Il toponimo Fossa Luea testimonia la presenza di bestie selvatiche

Lupi e briganti tra Scarpino e il Rio Ruscarolo

    Sembrerà strano parlare di lupi e orsi sulle nostre alture, quando oggi vi incontriamo al massimo gualche lucertola impaurila, se non addirittura in fase di mutazione, viste le vicende ambientali del luogo; però, fino a meno di due secoli fa, chi si avventurava sulle colline di Scarpino poteva fare brutti incontri. Probabilmente uno di questi luoghi era la località Fossa Luea che oggi è nota non tanto per i lupi bensì per le mangiate o come ipotetico sito di un inceneritore, ma la testimonianza di quello che era un tempo rimane nell'origine del suo nome.
    In generale sul problema delle belve nella zona ci dice molto un documento del XIX secolo. Siamo nel 1819 e una circolare della Regia Segreteria delle Finanze datata al 10 settembre viene ricevuta dal sindaco di Sestri Ponente; con questo documento vengono fissati i premi da accordare a chiunque dimostrasse di aver ucciso una delle belve che infestavano le campagne. Se ne descrivono anche minuziosamente le varie tipologie:
    per esempio per una lupa definita "pregnante" la taglia era di lire 100, per un lupo adulto o per un orso si scendeva a lire 50, mentre per un "lupicino" si pagavano lire 25. L'animale ucciso doveva essere portato personalmente dal cacciatore al sindaco competente in presenza di due testimoni che deponessero sull'identità del predatore; il primo cittadino, assistito dal segretario del comune, riceveva la deposizione, la faceva sottoscrivere dall'interessato e dai testimoni conservandola egli stesso, con una succinta descrizione dell'animale e dei suoi segni particolari. L'occasione era tanto rara ed eccezionale che il cacciatore non doveva trovare difficoltà a recarsi, immediatamente dopo, alla Regia Intendenza di Finanza e presentarvi il certificato del sindaco assieme all'animale ucciso per poi incassare la ricompensa.

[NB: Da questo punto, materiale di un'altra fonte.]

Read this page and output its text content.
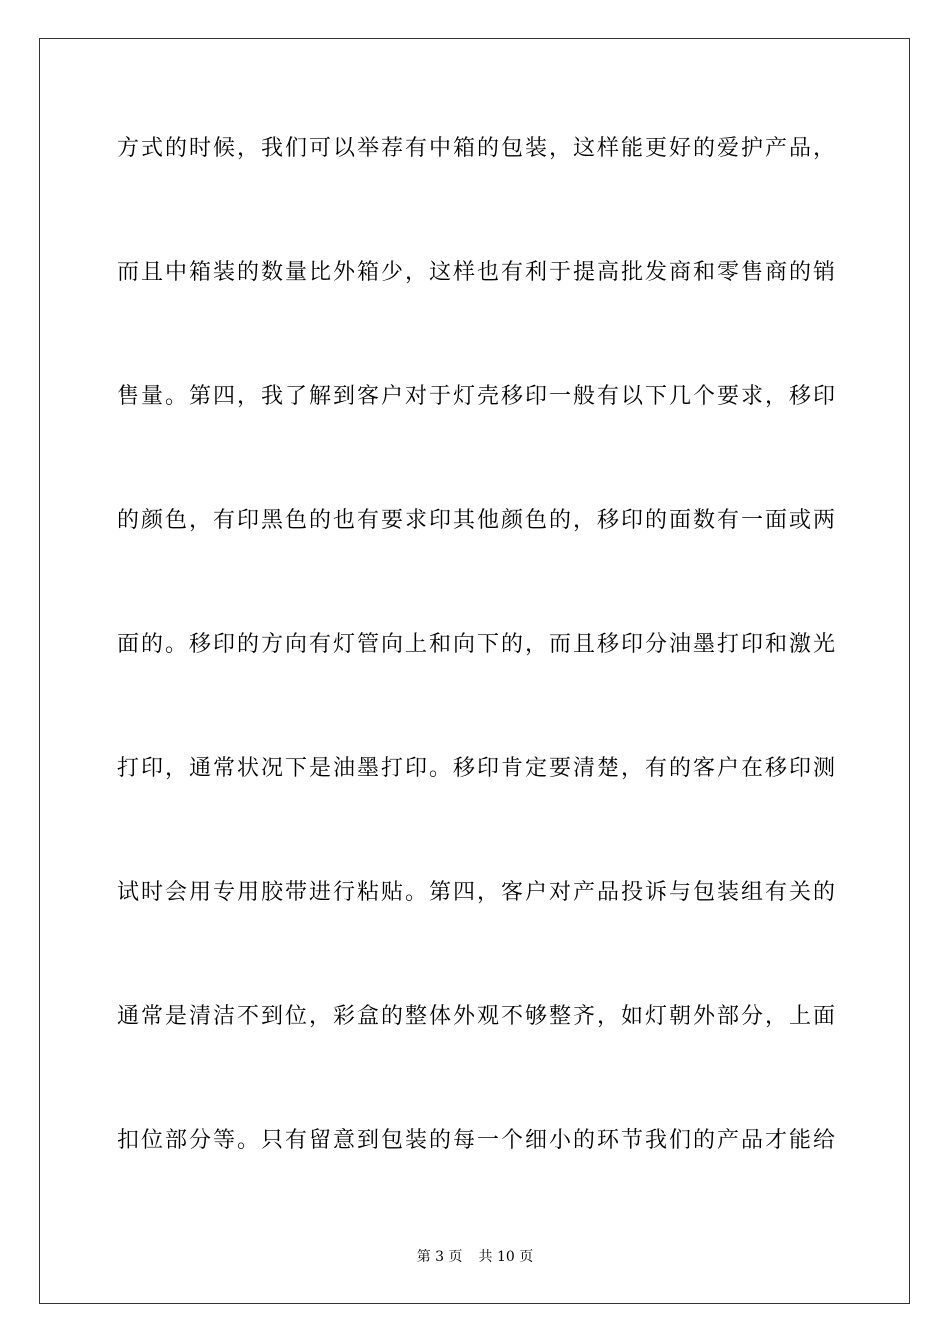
方式的时候，我们可以举荐有中箱的包装，这样能更好的爱护产品，
而且中箱装的数量比外箱少，这样也有利于提高批发商和零售商的销
售量。第四，我了解到客户对于灯壳移印一般有以下几个要求，移印
的颜色，有印黑色的也有要求印其他颜色的，移印的面数有一面或两
面的。移印的方向有灯管向上和向下的，而且移印分油墨打印和激光
打印，通常状况下是油墨打印。移印肯定要清楚，有的客户在移印测
试时会用专用胶带进行粘贴。第四，客户对产品投诉与包装组有关的
通常是清洁不到位，彩盒的整体外观不够整齐，如灯朝外部分，上面
扣位部分等。只有留意到包装的每一个细小的环节我们的产品才能给
第 3 页 共 10 页
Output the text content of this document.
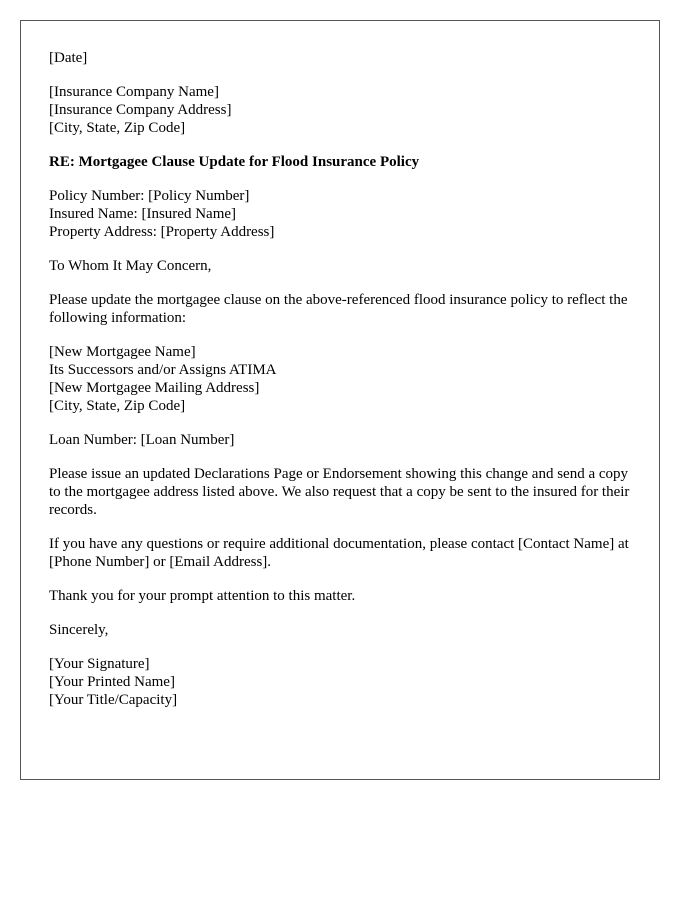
[Date]
[Insurance Company Name]
[Insurance Company Address]
[City, State, Zip Code]
RE: Mortgagee Clause Update for Flood Insurance Policy
Policy Number: [Policy Number]
Insured Name: [Insured Name]
Property Address: [Property Address]
To Whom It May Concern,
Please update the mortgagee clause on the above-referenced flood insurance policy to reflect the following information:
[New Mortgagee Name]
Its Successors and/or Assigns ATIMA
[New Mortgagee Mailing Address]
[City, State, Zip Code]
Loan Number: [Loan Number]
Please issue an updated Declarations Page or Endorsement showing this change and send a copy to the mortgagee address listed above. We also request that a copy be sent to the insured for their records.
If you have any questions or require additional documentation, please contact [Contact Name] at [Phone Number] or [Email Address].
Thank you for your prompt attention to this matter.
Sincerely,
[Your Signature]
[Your Printed Name]
[Your Title/Capacity]
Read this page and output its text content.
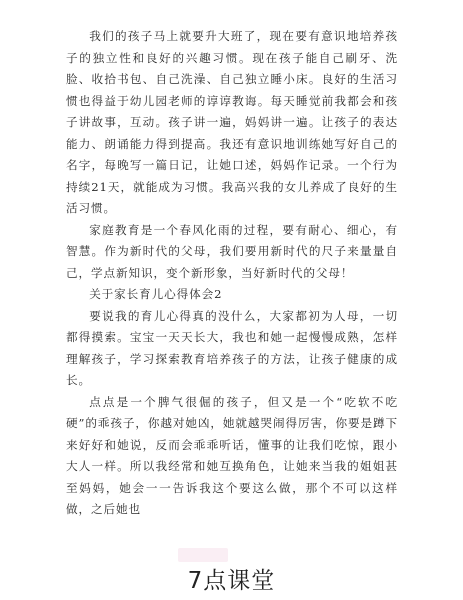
我们的孩子马上就要升大班了，现在要有意识地培养孩子的独立性和良好的兴趣习惯。现在孩子能自己刷牙、洗脸、收拾书包、自己洗澡、自己独立睡小床。良好的生活习惯也得益于幼儿园老师的谆谆教诲。每天睡觉前我都会和孩子讲故事，互动。孩子讲一遍，妈妈讲一遍。让孩子的表达能力、朗诵能力得到提高。我还有意识地训练她写好自己的名字，每晚写一篇日记，让她口述，妈妈作记录。一个行为持续21天，就能成为习惯。我高兴我的女儿养成了良好的生活习惯。

家庭教育是一个春风化雨的过程，要有耐心、细心，有智慧。作为新时代的父母，我们要用新时代的尺子来量量自己，学点新知识，变个新形象，当好新时代的父母！

关于家长育儿心得体会2

要说我的育儿心得真的没什么，大家都初为人母，一切都得摸索。宝宝一天天长大，我也和她一起慢慢成熟，怎样理解孩子，学习探索教育培养孩子的方法，让孩子健康的成长。

点点是一个脾气很倔的孩子，但又是一个“吃软不吃硬”的乖孩子，你越对她凶，她就越哭闹得厉害，你要是蹲下来好好和她说，反而会乖乖听话，懂事的让我们吃惊，跟小大人一样。所以我经常和她互换角色，让她来当我的姐姐甚至妈妈，她会一一告诉我这个要这么做，那个不可以这样做，之后她也

7点课堂
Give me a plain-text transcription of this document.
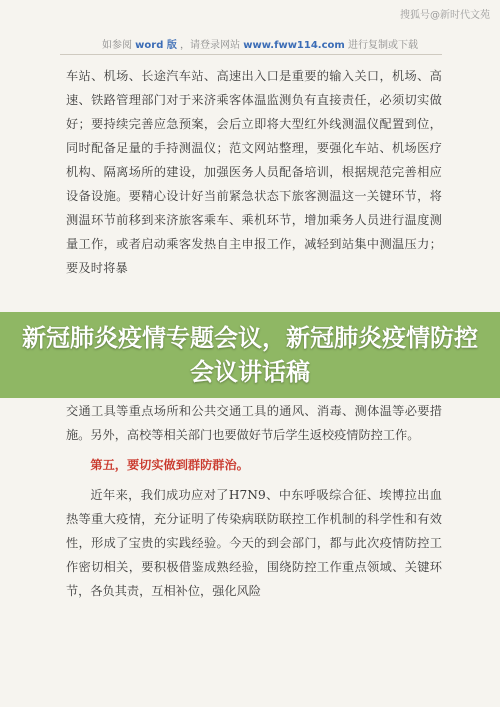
搜狐号@新时代文苑
如参阅 word 版 ，请登录网站 www.fww114.com 进行复制或下载

车站、机场、长途汽车站、高速出入口是重要的输入关口，机场、高速、铁路管理部门对于来济乘客体温监测负有直接责任，必须切实做好；要持续完善应急预案，会后立即将大型红外线测温仪配置到位，同时配备足量的手持测温仪；范文网站整理，要强化车站、机场医疗机构、隔离场所的建设，加强医务人员配备培训，根据规范完善相应设备设施。要精心设计好当前紧急状态下旅客测温这一关键环节，将测温环节前移到来济旅客乘车、乘机环节，增加乘务人员进行温度测量工作，或者启动乘客发热自主申报工作，减轻到站集中测温压力；要及时将暴

交通工具等重点场所和公共交通工具的通风、消毒、测体温等必要措施。另外，高校等相关部门也要做好节后学生返校疫情防控工作。

第五，要切实做到群防群治。

近年来，我们成功应对了H7N9、中东呼吸综合征、埃博拉出血热等重大疫情，充分证明了传染病联防联控工作机制的科学性和有效性，形成了宝贵的实践经验。今天的到会部门，都与此次疫情防控工作密切相关，要积极借鉴成熟经验，围绕防控工作重点领域、关键环节，各负其责，互相补位，强化风险

新冠肺炎疫情专题会议，新冠肺炎疫情防控会议讲话稿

    Poco più in basso di Fossa Luea, nel fondovalle di Borzoli, esisteva poi una località chiamata "il bosco del fringuello" posta nella valle del Rio Ruscarolo, proprio sulla vecchia strada che da Sestri conduceva in Valpolcevera attraversando Borzoli. Tale luogo era un tempo il posto preferito dai banditi per nascondervisi e aspettare che qualche sfortunato viandante si avventurasse per quei paraggi. Questa attività di rapina era particolarmente attiva negli anni che vedevano il territorio di Genova occupato più volte da truppe straniere: siamo nel XVII secolo e per sradicare la presenza dei banditi, al capitano Giacomo Squarciafico venne l'idea di innalzare nel "bosco del fringuello" una stele marmorea con l'immagine della Madonna della Misericordia, con tutta probabilità per invocare l'aiuto della Vergine; la stele fu solennemente collocata il 17 aprile 1702, ma l'afflusso di devoti fu tale che le autorità dopo solo tre mesi ne proibirono il continuo pellegrinare: si era risolto il problema dei banditi, ma se ne era aperto un altro. Dopo molte controversie, per eliminare il problema di ordine pubblico sull'importante arteria stradale, la stele fu collocata nel 1706 nella chiesa di San Lorenzo al Priano.